Kitabınız, Türkiye’nin alışık olduğu yeni bir çalkantılı dönemde çıktı. Toplumsal gerilimlerin arttığı bir dönemde böyle bir kitabın bu gerilim nedeniyle objektif olarak değerlendirilemeyeceğine ilişkin kaygılarınız oldu mu?
İş insanı olmak, siyasi taraftarlığa en az meyilli olmayı gerektirir. Dükkanımıza gelenlerin nereli oldukları, ne düşündükleri ya da neye inandıkları konusu bizi en az ilgilendirir. İş insanı, müşterinin beğendiği mal ya da hizmetin bedelini ödeyerek çıkmasını bekler. Ticaretin gelişmesi için işsizliğin ortadan kaldırılması ve bireyin alım gücünün iyi olmasını bekler. İş insanı, hukuksuzluğu ve gerginliği sevmez. Toplumun küçülen ekmeği, iş insanının da ekmeğinin küçülmesinin en önemli nedenidir.

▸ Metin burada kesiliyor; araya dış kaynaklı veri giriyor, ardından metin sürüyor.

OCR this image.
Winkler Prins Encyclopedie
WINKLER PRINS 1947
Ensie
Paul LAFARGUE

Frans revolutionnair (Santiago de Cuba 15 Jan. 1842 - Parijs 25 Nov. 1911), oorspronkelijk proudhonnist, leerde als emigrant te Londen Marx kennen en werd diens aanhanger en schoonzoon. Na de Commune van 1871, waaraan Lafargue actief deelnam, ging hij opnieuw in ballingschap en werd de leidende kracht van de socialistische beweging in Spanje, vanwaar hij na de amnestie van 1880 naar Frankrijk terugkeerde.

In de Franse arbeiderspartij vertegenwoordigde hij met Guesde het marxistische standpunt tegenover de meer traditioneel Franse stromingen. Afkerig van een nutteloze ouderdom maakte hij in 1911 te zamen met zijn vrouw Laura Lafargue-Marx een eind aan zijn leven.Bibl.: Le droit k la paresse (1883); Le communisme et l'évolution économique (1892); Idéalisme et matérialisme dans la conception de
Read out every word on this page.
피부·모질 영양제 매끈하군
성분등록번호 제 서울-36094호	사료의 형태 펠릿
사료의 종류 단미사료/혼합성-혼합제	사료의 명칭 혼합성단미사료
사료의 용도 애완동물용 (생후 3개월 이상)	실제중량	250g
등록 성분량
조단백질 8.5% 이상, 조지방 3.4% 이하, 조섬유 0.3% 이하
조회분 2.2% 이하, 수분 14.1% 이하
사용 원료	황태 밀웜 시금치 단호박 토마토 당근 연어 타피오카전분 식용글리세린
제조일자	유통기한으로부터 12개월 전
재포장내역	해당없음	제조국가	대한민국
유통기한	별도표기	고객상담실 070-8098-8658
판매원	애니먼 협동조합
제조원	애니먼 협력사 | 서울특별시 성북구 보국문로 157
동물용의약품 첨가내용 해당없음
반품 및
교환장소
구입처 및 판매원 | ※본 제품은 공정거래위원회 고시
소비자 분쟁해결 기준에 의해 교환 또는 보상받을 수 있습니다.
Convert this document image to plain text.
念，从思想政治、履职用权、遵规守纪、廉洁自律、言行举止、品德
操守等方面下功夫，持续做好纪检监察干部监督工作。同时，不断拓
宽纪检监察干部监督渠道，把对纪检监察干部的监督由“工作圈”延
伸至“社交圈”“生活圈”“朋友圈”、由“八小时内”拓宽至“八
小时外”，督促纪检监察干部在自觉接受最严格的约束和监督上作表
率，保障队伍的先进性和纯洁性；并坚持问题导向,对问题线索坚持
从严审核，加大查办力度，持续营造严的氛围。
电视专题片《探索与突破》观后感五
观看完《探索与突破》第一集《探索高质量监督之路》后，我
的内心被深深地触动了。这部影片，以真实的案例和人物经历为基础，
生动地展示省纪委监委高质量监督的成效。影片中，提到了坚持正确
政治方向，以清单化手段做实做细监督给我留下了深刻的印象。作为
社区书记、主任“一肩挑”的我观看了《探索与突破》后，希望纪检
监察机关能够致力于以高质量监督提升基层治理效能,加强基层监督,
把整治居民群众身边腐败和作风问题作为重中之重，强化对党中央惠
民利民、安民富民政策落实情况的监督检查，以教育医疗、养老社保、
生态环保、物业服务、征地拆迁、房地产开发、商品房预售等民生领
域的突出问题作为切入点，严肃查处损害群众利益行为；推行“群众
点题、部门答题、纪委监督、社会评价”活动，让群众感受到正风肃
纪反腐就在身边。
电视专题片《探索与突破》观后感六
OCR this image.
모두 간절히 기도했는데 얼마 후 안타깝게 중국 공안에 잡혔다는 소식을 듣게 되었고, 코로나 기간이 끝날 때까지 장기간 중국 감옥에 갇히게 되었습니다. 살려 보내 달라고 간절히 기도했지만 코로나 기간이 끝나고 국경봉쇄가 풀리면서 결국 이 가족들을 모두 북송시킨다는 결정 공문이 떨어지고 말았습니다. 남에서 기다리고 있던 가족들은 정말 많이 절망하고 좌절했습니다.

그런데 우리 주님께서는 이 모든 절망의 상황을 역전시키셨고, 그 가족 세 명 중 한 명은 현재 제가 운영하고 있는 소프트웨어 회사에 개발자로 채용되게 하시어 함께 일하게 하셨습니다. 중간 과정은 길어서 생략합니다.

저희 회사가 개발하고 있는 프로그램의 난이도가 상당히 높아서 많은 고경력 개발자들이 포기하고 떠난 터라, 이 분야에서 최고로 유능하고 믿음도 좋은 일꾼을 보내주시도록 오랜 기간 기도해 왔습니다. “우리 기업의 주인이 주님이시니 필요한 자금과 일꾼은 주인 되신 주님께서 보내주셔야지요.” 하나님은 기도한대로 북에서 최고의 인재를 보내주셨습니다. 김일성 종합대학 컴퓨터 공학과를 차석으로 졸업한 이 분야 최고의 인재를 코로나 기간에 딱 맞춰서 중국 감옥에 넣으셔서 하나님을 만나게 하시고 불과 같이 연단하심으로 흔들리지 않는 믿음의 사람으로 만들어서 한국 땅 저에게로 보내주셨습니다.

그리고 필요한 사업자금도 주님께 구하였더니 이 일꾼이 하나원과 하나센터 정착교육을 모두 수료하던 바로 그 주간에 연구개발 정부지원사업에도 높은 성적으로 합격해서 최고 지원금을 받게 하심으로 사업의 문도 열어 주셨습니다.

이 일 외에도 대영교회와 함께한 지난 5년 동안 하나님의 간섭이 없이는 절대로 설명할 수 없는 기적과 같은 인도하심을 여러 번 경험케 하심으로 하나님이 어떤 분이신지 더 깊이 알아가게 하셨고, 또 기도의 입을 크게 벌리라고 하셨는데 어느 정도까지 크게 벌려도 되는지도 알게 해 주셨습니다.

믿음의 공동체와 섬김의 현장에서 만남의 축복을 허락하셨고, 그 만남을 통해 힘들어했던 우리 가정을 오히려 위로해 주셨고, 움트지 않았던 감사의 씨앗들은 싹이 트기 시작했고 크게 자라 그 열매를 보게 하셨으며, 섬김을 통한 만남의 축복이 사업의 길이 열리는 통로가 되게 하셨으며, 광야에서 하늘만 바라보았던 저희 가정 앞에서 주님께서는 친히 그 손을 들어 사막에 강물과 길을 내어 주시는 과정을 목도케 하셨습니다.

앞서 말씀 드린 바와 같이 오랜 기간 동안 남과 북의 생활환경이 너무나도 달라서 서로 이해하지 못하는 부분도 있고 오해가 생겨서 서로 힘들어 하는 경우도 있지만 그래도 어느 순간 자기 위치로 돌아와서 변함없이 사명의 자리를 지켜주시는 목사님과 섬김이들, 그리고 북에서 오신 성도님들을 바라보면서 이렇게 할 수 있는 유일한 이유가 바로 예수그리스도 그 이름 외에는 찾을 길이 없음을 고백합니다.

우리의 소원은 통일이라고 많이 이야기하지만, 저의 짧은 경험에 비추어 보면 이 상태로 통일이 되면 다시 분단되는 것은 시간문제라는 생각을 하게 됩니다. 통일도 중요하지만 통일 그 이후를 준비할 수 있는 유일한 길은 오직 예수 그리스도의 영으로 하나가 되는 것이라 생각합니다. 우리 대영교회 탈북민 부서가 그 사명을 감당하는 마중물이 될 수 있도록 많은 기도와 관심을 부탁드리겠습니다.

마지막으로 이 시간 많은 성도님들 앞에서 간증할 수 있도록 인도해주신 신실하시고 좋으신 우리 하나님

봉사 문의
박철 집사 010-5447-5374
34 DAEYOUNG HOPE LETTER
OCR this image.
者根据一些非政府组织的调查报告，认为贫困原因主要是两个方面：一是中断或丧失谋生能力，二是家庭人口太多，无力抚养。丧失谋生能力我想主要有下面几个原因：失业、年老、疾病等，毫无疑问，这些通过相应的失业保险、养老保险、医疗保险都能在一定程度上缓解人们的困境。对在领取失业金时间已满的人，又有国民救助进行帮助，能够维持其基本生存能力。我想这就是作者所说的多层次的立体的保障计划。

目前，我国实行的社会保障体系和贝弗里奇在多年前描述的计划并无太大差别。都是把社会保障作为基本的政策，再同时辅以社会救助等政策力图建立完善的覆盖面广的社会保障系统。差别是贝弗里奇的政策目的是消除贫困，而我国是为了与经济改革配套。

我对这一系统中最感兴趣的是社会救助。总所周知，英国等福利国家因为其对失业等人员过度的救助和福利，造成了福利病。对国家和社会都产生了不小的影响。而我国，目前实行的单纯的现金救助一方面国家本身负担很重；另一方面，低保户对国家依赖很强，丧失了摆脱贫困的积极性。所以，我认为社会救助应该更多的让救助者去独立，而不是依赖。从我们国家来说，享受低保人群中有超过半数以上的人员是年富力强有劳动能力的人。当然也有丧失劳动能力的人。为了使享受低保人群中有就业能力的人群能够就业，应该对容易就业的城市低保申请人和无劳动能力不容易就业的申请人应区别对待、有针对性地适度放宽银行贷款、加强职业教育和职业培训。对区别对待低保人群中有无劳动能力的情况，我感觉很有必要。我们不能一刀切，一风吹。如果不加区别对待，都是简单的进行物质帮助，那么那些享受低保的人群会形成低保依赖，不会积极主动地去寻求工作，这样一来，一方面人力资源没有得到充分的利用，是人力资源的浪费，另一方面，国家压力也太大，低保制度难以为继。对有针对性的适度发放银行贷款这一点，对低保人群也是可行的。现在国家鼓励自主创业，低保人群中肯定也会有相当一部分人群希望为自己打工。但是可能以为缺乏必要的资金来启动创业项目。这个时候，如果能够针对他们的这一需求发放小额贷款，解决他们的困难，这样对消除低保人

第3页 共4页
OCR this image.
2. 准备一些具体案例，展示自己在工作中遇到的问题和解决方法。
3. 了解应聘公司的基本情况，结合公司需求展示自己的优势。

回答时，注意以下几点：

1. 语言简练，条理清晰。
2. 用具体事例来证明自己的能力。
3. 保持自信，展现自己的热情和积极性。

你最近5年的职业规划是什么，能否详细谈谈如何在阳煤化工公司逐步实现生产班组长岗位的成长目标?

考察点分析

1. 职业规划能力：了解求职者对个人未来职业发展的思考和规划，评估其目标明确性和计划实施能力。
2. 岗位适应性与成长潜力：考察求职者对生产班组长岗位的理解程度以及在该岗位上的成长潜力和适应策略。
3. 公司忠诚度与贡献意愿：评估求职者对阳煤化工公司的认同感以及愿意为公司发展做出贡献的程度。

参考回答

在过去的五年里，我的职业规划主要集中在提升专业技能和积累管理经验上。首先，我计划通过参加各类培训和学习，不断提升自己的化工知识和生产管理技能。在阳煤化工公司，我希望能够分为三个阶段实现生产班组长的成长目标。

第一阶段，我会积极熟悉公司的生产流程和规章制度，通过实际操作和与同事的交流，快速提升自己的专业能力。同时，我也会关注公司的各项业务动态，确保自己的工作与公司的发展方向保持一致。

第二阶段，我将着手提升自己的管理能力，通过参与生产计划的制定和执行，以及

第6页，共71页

Hükümetlerden beslenmeyen her iş insanı, demokrasi ve insan haklarına saygılı, herkes için demokrasi ve herkese yetecek kadar demokrasi taraftarı olur. Katı bir taraftarlıktan kaçınır. Ben de 99 yıllık Cumhuriyet döneminde iktidar olan 66 hükümetin demokrasiye bakış açılarının ekonomik sonuçlarını göstermeye çalışırken objektif olmaya çalıştım.